新刊がベストセラーの杉村太蔵さんと、年間配当582万円でFIREを実現した長期株式投資さんが指南!!骨太な高配当株投資

『杉村太蔵の推し株「骨太」投資術』(文藝春秋)で、「推し株」というユニークな投資スタイルを提唱している杉村太蔵さん。著書では、国の成長戦略に注目する「骨太投資」とともに、個別株投資の魅力についても語っている。今号の特集テーマは「高配当株投資」。杉村さんは高配当株をどのように位置付けているのか。銘柄選びの考え方や日本経済の展望について聞いた。
取材・文/清家茂樹 写真/榎本壮三
杉村太蔵(すぎむら たいぞう)
1979年生まれ、北海道出身。元衆議院議員。2005年9月、第44回衆議院議員総選挙で最年少当選を果たす。労働問題を専門に、特にニート・フリーター問題など若年者雇用の環境改善に尽力した。現在は、各メディアで活動する一方、新規創業支援を中心とした新しいまちづくりを提唱し、2022年7月、地元旭川市で「旭川はれて屋台村」を開業。2024年1月には、山口県下関市に「唐戸はれて横丁」を開業した。趣味のテニスは、元国体で優勝したほどの腕前。3児の父。
長期株式投資(ちょうきかぶしきとうし)
1977年生まれ。「日本の配当株」専門の元サラリーマン投資家。2023年3月、資産1億円を達成しFIRE(早期リタイア)を実現。22年間の投資生活で磨いた投資のノウハウを、Xやブログで発信中。
「いい投資家」とは「いい有権者」である
――ご著書『杉村太蔵の推し株「骨太」投資術』(文藝春秋)がベストセラーとなっていますが、杉村さんのいう「骨太投資」とは、どのような投資スタイルなのでしょう?

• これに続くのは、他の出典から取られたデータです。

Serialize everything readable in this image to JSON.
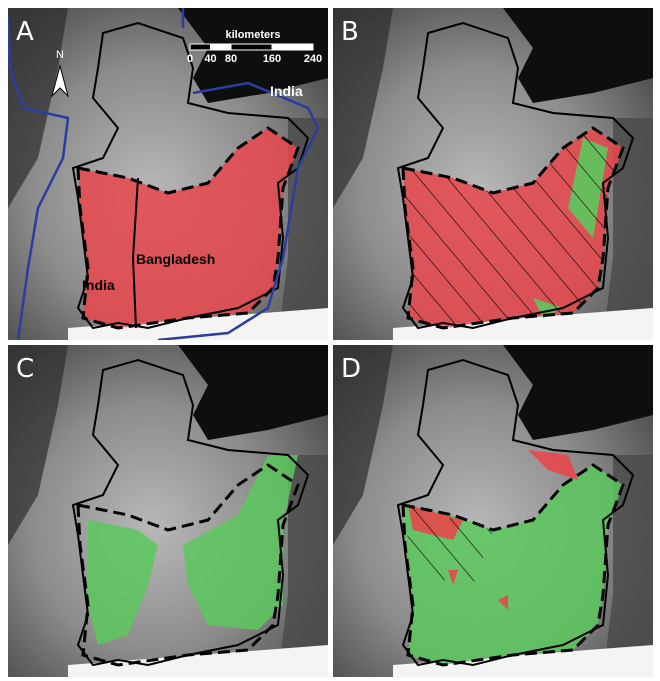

杉村 この本で最も伝えたいのは、「いい投資家は、いい有権者である」ということです。株式投資というのは、言い換えればこれから世の中がどう変わっていくかを予測することですよね。その方向性を決めているのが、政治です。選挙になると、多くの人は公約を読んで投票するのですが、選挙が終わったあとに読み返す人は意外と少ないのが現実です。わたしは、むしろ選挙後こそ重要だと思っています。政権与党の公約には、「これから日本をどうするのか」が明確に書かれています。投資家にとっては、非常に価値の高い一次情報であるということを意味します。
――本のなかでは、いわゆる「骨太の方針」の重要性について触れています。
杉村 わたしは毎年、政府の経済財政の基本方針となる「骨太の方針」を読み込んでいます。なぜかといえば、「この国になにが足りないのか」「政府はなにを解決しようとしているのか」が、そこに書かれているからです。官民一体となって取り組む社会課題に対しては、必ず大きなお金が動きます。わたしは毎年6月に発表される「骨太の方針」を読み込み、「これは来るな」と思うキーワードを探します。そして、関連する業界や企業を調べていくのです。読者のみなさんもそうですし、個人投資家には、新聞やテレビだけでなく、できるだけ一次情報にも触れてほしい。そうすることで、自分自身の視点で将来を考えられるようになるはずです。もちろん、「骨太の方針」を読んだからといって、必ず勝てるわけではありません。でも、国がどこへ向かおうとしているのかを知ることは、投資家にとって大きなヒントになりますよね。わたしはそう考えています。
インデックスにはない個別株投資にある魅力
――ここ近年のNISAブームをきっかけに投資をはじめた人のなかには、「インデックス投資だけでいいのかな?」と感じ始めている人もいます。そうした人に個別株投資の魅力をどう伝えたいですか?